South Korea was recently ranked the 15th largest economy in the world by the World Bank based on the size of its GDP in 2008. Its GDP last year was $929.1 billion.

That figure is a retreat from its position as the 11th largest economy in 2004, the 12th in 2005 and the 13th in 2006 and 2007, but it is still a remarkable improvement compared to what it was right after the 1950-53 Korean War between South Korea and North Korea. The North’s per capita GDP, or GDP divided by total population, is only 6 percent of the South’s per capita GDP.

South Korea’s per capita GDP was $19,106 last year. Although the country’s desire to achieve a per capita GDP of $20,000 this year is likely to be dashed by the ongoing economic slump, many expect that the figure will continue to rise in the years to come.

Among other things, the rapid growth of South Korea’s GDP over the past several decades has aroused national pride for many Koreans. That could explain why there is so much news about South Korea’s economic growth in local newspapers.
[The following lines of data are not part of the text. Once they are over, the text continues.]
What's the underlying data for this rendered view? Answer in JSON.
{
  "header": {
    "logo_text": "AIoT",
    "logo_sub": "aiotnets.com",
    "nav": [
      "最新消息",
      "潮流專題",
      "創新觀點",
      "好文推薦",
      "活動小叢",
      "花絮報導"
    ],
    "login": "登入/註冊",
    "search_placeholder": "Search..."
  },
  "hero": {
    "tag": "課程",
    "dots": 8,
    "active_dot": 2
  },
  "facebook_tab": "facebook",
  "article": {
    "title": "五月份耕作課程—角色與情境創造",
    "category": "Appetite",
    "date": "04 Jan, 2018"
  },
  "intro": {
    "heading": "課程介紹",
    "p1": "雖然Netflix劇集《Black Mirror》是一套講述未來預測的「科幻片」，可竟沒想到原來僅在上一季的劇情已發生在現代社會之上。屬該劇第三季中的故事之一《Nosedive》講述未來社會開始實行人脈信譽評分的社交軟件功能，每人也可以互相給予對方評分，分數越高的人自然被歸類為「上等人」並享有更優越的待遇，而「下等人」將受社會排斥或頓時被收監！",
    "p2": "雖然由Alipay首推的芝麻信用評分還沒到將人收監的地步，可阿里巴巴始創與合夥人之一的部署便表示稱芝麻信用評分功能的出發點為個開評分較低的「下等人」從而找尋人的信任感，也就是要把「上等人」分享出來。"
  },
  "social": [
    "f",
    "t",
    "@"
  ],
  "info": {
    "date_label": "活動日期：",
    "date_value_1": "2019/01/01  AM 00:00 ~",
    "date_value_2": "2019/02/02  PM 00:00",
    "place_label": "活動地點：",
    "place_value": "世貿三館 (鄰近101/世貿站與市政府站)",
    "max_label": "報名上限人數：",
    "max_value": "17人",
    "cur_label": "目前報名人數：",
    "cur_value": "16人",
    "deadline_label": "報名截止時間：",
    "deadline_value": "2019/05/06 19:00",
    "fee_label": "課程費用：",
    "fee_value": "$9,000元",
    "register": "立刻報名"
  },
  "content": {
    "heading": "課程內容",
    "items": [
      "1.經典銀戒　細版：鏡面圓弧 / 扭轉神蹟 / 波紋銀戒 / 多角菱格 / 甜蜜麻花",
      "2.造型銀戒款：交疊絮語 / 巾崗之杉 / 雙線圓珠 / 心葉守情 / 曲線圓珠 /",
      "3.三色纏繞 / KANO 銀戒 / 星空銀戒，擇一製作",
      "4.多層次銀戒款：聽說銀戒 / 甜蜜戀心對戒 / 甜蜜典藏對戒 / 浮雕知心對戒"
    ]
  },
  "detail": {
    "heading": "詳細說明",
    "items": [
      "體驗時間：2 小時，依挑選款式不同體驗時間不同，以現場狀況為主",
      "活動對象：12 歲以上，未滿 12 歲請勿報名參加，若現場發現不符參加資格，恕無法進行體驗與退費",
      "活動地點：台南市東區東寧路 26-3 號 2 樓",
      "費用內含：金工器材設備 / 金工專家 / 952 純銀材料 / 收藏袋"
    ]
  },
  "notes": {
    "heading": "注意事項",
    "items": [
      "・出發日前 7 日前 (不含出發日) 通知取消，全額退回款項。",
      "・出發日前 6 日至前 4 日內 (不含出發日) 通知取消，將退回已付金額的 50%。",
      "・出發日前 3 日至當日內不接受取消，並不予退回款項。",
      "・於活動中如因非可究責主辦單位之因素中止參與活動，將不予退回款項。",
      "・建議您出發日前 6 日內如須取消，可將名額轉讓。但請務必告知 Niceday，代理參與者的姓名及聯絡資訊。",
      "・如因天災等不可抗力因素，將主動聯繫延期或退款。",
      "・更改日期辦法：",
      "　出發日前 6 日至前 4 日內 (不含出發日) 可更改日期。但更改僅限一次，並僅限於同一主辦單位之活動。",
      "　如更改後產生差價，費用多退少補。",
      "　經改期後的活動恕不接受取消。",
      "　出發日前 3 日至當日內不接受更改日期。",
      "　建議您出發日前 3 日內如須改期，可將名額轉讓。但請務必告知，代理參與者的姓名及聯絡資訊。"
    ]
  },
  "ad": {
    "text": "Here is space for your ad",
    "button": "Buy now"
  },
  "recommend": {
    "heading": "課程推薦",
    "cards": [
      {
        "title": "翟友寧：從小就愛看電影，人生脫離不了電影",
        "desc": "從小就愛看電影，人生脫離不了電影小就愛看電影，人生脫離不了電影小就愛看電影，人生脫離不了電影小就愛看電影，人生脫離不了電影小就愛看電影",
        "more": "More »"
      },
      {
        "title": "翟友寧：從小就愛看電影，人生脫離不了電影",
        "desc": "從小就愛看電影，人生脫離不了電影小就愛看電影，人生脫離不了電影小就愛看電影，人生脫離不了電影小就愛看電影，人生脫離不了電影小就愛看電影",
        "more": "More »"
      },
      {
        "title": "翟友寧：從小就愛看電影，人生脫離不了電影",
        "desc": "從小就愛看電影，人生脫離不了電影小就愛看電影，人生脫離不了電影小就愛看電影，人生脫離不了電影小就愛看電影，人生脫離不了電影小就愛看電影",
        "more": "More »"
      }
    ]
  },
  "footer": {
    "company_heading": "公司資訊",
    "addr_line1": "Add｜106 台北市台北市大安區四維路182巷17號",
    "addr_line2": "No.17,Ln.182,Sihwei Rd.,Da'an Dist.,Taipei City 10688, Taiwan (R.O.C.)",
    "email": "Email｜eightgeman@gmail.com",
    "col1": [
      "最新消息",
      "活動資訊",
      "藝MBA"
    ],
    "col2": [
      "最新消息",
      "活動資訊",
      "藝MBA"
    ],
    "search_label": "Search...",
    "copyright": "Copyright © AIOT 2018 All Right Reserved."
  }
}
South Korea is also one of the few advanced countries whose GDP is returning to a level that is similar to what it was before the 2008 financial crisis began. It is among a handful of countries expected to record positive GDP growth this year.

GDP and happiness

Many people believe there is a connection between GDP and a country’s development. For instance, studies point to a high reverse correlation between GDP growth and an increase in the crime rate. In 1995, when South Korea’s GDP growth was 9.2 percent, the crime rate had grown only 1.9 percent from the previous year. But in 1998, when the GDP fell 6.9 percent amid the Asian financial crisis, the crime rate increased 11.16 percent from a year earlier.
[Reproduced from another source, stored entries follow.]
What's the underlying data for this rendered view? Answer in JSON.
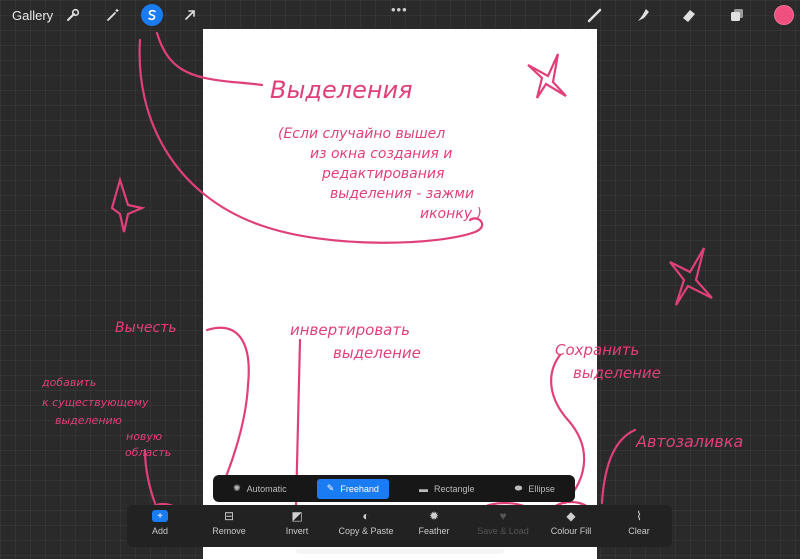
{
  "topbar": {
    "gallery_label": "Gallery",
    "dots": "•••",
    "tools": [
      "wrench-icon",
      "magic-wand-icon",
      "selection-icon",
      "transform-arrow-icon"
    ],
    "right_tools": [
      "brush-icon",
      "smudge-icon",
      "eraser-icon",
      "layers-icon"
    ],
    "current_color": "#f0507f"
  },
  "selection_modes": {
    "automatic": "Automatic",
    "freehand": "Freehand",
    "rectangle": "Rectangle",
    "ellipse": "Ellipse",
    "active": "Freehand"
  },
  "actions": {
    "add": "Add",
    "remove": "Remove",
    "invert": "Invert",
    "copy_paste": "Copy & Paste",
    "feather": "Feather",
    "save_load": "Save & Load",
    "colour_fill": "Colour Fill",
    "clear": "Clear"
  },
  "annotations": {
    "title": "Выделения",
    "note_line1": "(Если случайно вышел",
    "note_line2": "из окна создания и",
    "note_line3": "редактирования",
    "note_line4": "выделения - зажми",
    "note_line5": "иконку )",
    "eraser": "Вычесть",
    "invert_line1": "инвертировать",
    "invert_line2": "выделение",
    "save_line1": "Сохранить",
    "save_line2": "выделение",
    "add_line1": "добавить",
    "add_line2": "к существующему",
    "add_line3": "выделению",
    "add_line4": "новую",
    "add_line5": "область",
    "autofill": "Автозаливка"
  },
  "colors": {
    "accent": "#1a7cf2",
    "annotation": "#e0407a",
    "background": "#2a2a2a"
  }
}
But there are also people who question whether GDP can be used as an indicator for development. The logic is that quantitative growth (an increase in the number of the goods and services) does not necessarily translate into qualitative growth (improvement in one’s quality of life). Although South Korea is 15th in the world in economic size, it does not mean the country will rank the same in happiness. Ironically, studies show that very poor countries such as Bangladesh and Bhutan often top the list of countries with the happiest people in the world.

There is also doubt about the value of measuring a country only by its GDP, because negative factors such as environmental degradation contribute to the GDP as long as they aid industrial production. In that sense, Robert Kennedy, a former U.S. Attorney General and the brother of former U.S. President John F. Kennedy, once said that GDP “measures everything, in short, except that which makes life worthwhile.”

An alternative to GDP

With that in mind, many countries have begun to search for an alternative to GDP. This movement gained momentum with the creation of an international study on the issue commissioned by French President Nicolas Sarkozy in February of last year. The research group was composed of renowned economists from several countries and named the Stiglitz Commission after its leader Joseph Stiglitz, a Nobel laureate in economics and a Columbia University professor.
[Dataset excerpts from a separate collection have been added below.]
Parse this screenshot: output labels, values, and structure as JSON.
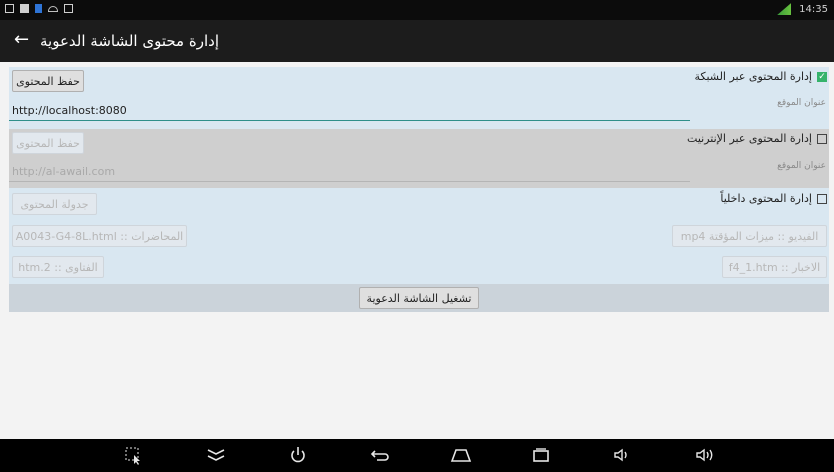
{
  "status_bar": {
    "time": "14:35"
  },
  "header": {
    "back": "←",
    "title": "إدارة محتوى الشاشة الدعوية"
  },
  "network": {
    "checkbox_label": "إدارة المحتوى عبر الشبكة",
    "checked": true,
    "site_hint": "عنوان الموقع",
    "url_value": "http://localhost:8080",
    "save_label": "حفظ المحتوى"
  },
  "internet": {
    "checkbox_label": "إدارة المحتوى عبر الإنترنيت",
    "checked": false,
    "site_hint": "عنوان الموقع",
    "url_value": "http://al-awail.com",
    "save_label": "حفظ المحتوى"
  },
  "internal": {
    "checkbox_label": "إدارة المحتوى داخلياً",
    "checked": false,
    "schedule_label": "جدولة المحتوى",
    "files": {
      "lectures": "المحاضرات :: A0043-G4-8L.html",
      "video": "الفيديو :: ميزات المؤقتة mp4",
      "fatwas": "الفتاوى :: htm.2",
      "news": "الاخبار :: f4_1.htm"
    }
  },
  "run_label": "تشغيل الشاشة الدعوية",
  "colors": {
    "accent": "#35b36b",
    "underline": "#2e8f8a"
  },
  "nav_icons": [
    "screenshot-icon",
    "collapse-icon",
    "power-icon",
    "back-icon",
    "home-icon",
    "recents-icon",
    "volume-down-icon",
    "volume-up-icon"
  ]
}
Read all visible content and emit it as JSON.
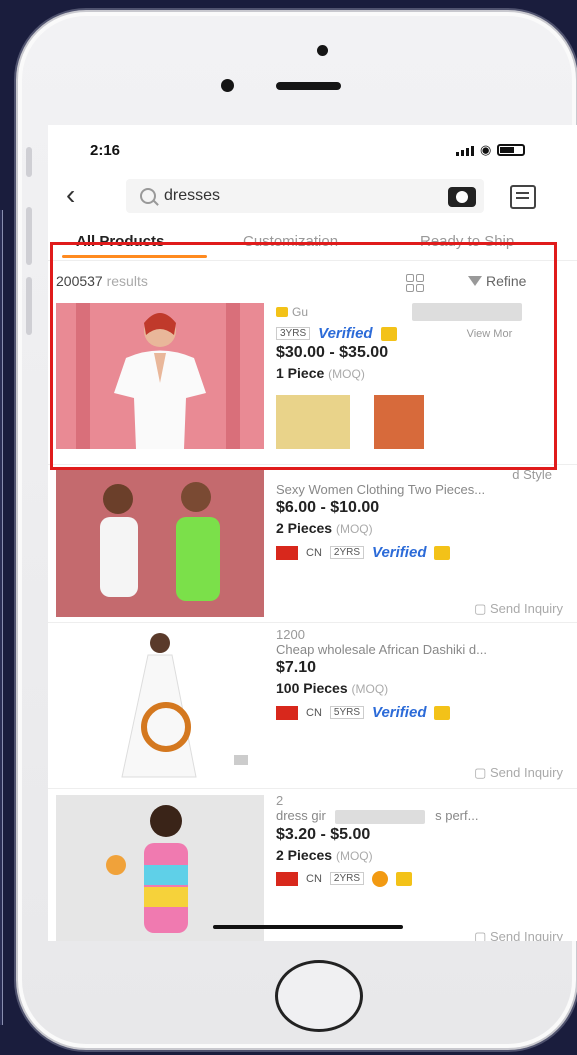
{
  "status_bar": {
    "time": "2:16"
  },
  "search": {
    "query": "dresses"
  },
  "tabs": [
    {
      "label": "All Products"
    },
    {
      "label": "Customization"
    },
    {
      "label": "Ready to Ship"
    }
  ],
  "results": {
    "count": "200537",
    "suffix": "results",
    "refine_label": "Refine"
  },
  "items": [
    {
      "supplier": "Gu",
      "years": "3YRS",
      "verified": "Verified",
      "view_more": "View Mor",
      "price": "$30.00 - $35.00",
      "moq_qty": "1 Piece",
      "moq_label": "(MOQ)"
    },
    {
      "title_tail": "d Style",
      "subtitle": "Sexy Women Clothing Two Pieces...",
      "price": "$6.00 - $10.00",
      "moq_qty": "2 Pieces",
      "moq_label": "(MOQ)",
      "country": "CN",
      "years": "2YRS",
      "verified": "Verified",
      "inquiry": "Send Inquiry"
    },
    {
      "title_head": "1200",
      "subtitle": "Cheap wholesale African Dashiki d...",
      "price": "$7.10",
      "moq_qty": "100 Pieces",
      "moq_label": "(MOQ)",
      "country": "CN",
      "years": "5YRS",
      "verified": "Verified",
      "inquiry": "Send Inquiry"
    },
    {
      "title_head": "2",
      "subtitle_head": "dress gir",
      "subtitle_tail": "s perf...",
      "price": "$3.20 - $5.00",
      "moq_qty": "2 Pieces",
      "moq_label": "(MOQ)",
      "country": "CN",
      "years": "2YRS",
      "inquiry": "Send Inquiry"
    }
  ],
  "colors": {
    "accent": "#ff8a1f",
    "highlight": "#e01b1b",
    "verified": "#2c6bd8"
  }
}
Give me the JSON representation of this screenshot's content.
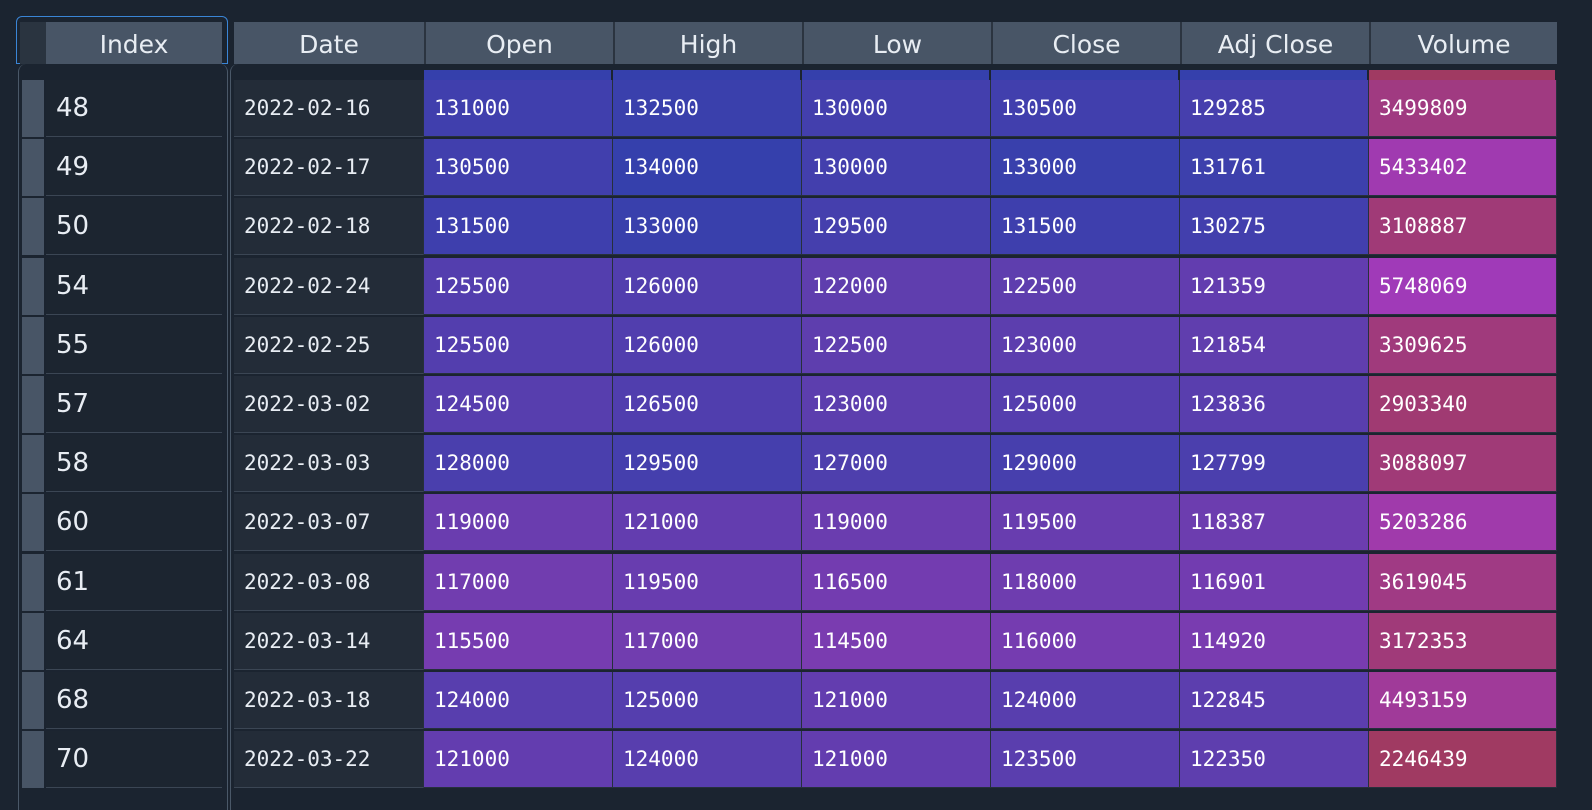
{
  "index_header": "Index",
  "columns": [
    "Date",
    "Open",
    "High",
    "Low",
    "Close",
    "Adj Close",
    "Volume"
  ],
  "rows": [
    {
      "index": "48",
      "date": "2022-02-16",
      "open": "131000",
      "high": "132500",
      "low": "130000",
      "close": "130500",
      "adj_close": "129285",
      "volume": "3499809"
    },
    {
      "index": "49",
      "date": "2022-02-17",
      "open": "130500",
      "high": "134000",
      "low": "130000",
      "close": "133000",
      "adj_close": "131761",
      "volume": "5433402"
    },
    {
      "index": "50",
      "date": "2022-02-18",
      "open": "131500",
      "high": "133000",
      "low": "129500",
      "close": "131500",
      "adj_close": "130275",
      "volume": "3108887"
    },
    {
      "index": "54",
      "date": "2022-02-24",
      "open": "125500",
      "high": "126000",
      "low": "122000",
      "close": "122500",
      "adj_close": "121359",
      "volume": "5748069"
    },
    {
      "index": "55",
      "date": "2022-02-25",
      "open": "125500",
      "high": "126000",
      "low": "122500",
      "close": "123000",
      "adj_close": "121854",
      "volume": "3309625"
    },
    {
      "index": "57",
      "date": "2022-03-02",
      "open": "124500",
      "high": "126500",
      "low": "123000",
      "close": "125000",
      "adj_close": "123836",
      "volume": "2903340"
    },
    {
      "index": "58",
      "date": "2022-03-03",
      "open": "128000",
      "high": "129500",
      "low": "127000",
      "close": "129000",
      "adj_close": "127799",
      "volume": "3088097"
    },
    {
      "index": "60",
      "date": "2022-03-07",
      "open": "119000",
      "high": "121000",
      "low": "119000",
      "close": "119500",
      "adj_close": "118387",
      "volume": "5203286"
    },
    {
      "index": "61",
      "date": "2022-03-08",
      "open": "117000",
      "high": "119500",
      "low": "116500",
      "close": "118000",
      "adj_close": "116901",
      "volume": "3619045"
    },
    {
      "index": "64",
      "date": "2022-03-14",
      "open": "115500",
      "high": "117000",
      "low": "114500",
      "close": "116000",
      "adj_close": "114920",
      "volume": "3172353"
    },
    {
      "index": "68",
      "date": "2022-03-18",
      "open": "124000",
      "high": "125000",
      "low": "121000",
      "close": "124000",
      "adj_close": "122845",
      "volume": "4493159"
    },
    {
      "index": "70",
      "date": "2022-03-22",
      "open": "121000",
      "high": "124000",
      "low": "121000",
      "close": "123500",
      "adj_close": "122350",
      "volume": "2246439"
    }
  ],
  "colors": {
    "price_high": "#3540ac",
    "price_low": "#7a3cb0",
    "volume_low": "#a03a62",
    "volume_high": "#a03ab8",
    "header_bg": "#485566",
    "selection_border": "#3a85d6"
  }
}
The commission’s efforts were recently discussed here when the country hosted the Organization for Economic Cooperation and Development World Forum in Busan in October. The event was co-organized by Statistics Korea and took place Oct. 27-30. It allowed representatives from countries across the globe to discuss the results of the committee’s findings and related research.

South Korea is an active participant in the search for an alternative to the GDP. President Lee Myung-bak said during the OECD forum that the country will work to create other economic indicators, such as a “green growth” index, which gets its name from the policies initiated by the Lee administration to improve the economy through things that are good for the environment.

Experts say it will not be easy to find an alternative to the GDP, but if we remember that is what Kuznets, the father of the GDP, might have wanted, it is a worthwhile task.

“Distinctions must be made between quantity and quality of growth, between costs and returns, and between the short and long run. Goals for more growth should specify more growth of what and for what,” Kuznets wrote in 1962.